I knew from the collective gasp of Clara and Finn that they weren't told about Noah's mom's passing. And even though I had already known, it was only a couple minutes before this talk that I found out and the news was still raw and fresh in my mind. I didn't know Noah's mom, I never met her, but there was something about the all-too-familiar feeling of losing a parent that it hurt me more than I expected it would.

"Her funeral's tomorrow. And I kind of need you guys to be there."

Mae was the first to be there, hugging Noah so tightly he might've burst. Then Finn was right behind her, Alex stepping in to hug Noah next, then Clara. They seemed so natural together. It made sense of course, they'd been friends for years and have been through everything together. But there was one piece of their story that was missing.

And as conceded as it seemed to admit out loud, that missing piece was me.

My feet moved towards the five of them, joining the group hug. All of us were going to stick together to help Noah through this.

Because that was the only way: through, not around. You don't get to choose to ignore death. It stares at you every once in a while in the face and you don't get to choose to look away. You have to stare back until your comfortable enough to move through it.

The problem was I still hadn't learned yet to be comfortable with death, with my father's passing, with anyone close to me dying really. Which made attending his Noah's mom's funeral more difficult than anyone else anticipated.

-O-

"Louisa Josephine Kelley! We are going to be late if you don't get out the front door in two seconds!"

My legs were led this morning. It made it impossible to do anything. I could barely get off my bed, and when I finally managed to do so I could only take a couple steps without pausing and getting lost in thought.

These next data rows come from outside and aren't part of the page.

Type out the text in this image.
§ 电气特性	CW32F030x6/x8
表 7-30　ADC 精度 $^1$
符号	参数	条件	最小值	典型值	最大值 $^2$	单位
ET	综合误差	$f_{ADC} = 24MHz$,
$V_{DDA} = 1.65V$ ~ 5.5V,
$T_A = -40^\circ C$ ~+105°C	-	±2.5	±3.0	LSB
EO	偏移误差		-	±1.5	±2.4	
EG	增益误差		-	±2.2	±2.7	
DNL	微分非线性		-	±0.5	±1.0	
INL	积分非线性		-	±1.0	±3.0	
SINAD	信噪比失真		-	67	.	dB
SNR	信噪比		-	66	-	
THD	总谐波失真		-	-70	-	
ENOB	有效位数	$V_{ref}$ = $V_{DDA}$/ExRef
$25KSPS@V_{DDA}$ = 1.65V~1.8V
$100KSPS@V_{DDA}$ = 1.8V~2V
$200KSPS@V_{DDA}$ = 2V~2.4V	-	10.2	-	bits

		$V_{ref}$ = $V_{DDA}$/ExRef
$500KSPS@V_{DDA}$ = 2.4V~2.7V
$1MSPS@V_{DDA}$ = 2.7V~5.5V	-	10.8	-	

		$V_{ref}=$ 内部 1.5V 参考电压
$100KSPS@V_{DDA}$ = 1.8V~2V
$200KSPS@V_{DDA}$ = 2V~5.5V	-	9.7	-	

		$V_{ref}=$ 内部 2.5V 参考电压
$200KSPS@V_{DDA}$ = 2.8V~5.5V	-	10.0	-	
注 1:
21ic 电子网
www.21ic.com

Abandoning that plan, I snatched my black dress from the floor, the same one that I wore all those years ago, and crumpled down to the ground without changing, finding myself yet again lost in thought.

There was something wrong, but my mind was too hazy for me to figure it out properly.

My fingers stretched, fumbling for something on my desk. I finally came into contact with it and pulled it into my lap, cradling it softly. The wood felt grainy against my hands in contrast to the smooth glass that I gingerly touched. I couldn't see the man inside the photograph but sometimes it helped to feel closer to him.

My head was pounding, a common side effect that used to only happen years ago. I blinked and closed my eyes, trying to let it pass but instead it kept throbbing strongly. Migraines made everything harder, as if my leaden legs weren't enough to stall me from my simple task of changing into my black dress. The same black dress that I wore a long time ago.

And that's how my mom found me. My head pressed into the carpet, trying to ease my throbbing head by putting pressure on it, all the while holding the photograph with one hand, and the other holding that black dress. The same exact dress that I had worn when...

"Louisa, sweetie. We have to go."

I nodded softly, not sure how else to respond. Everything about me was a mess, I wasn't ready to go. And yet I couldn't move my fucking legs.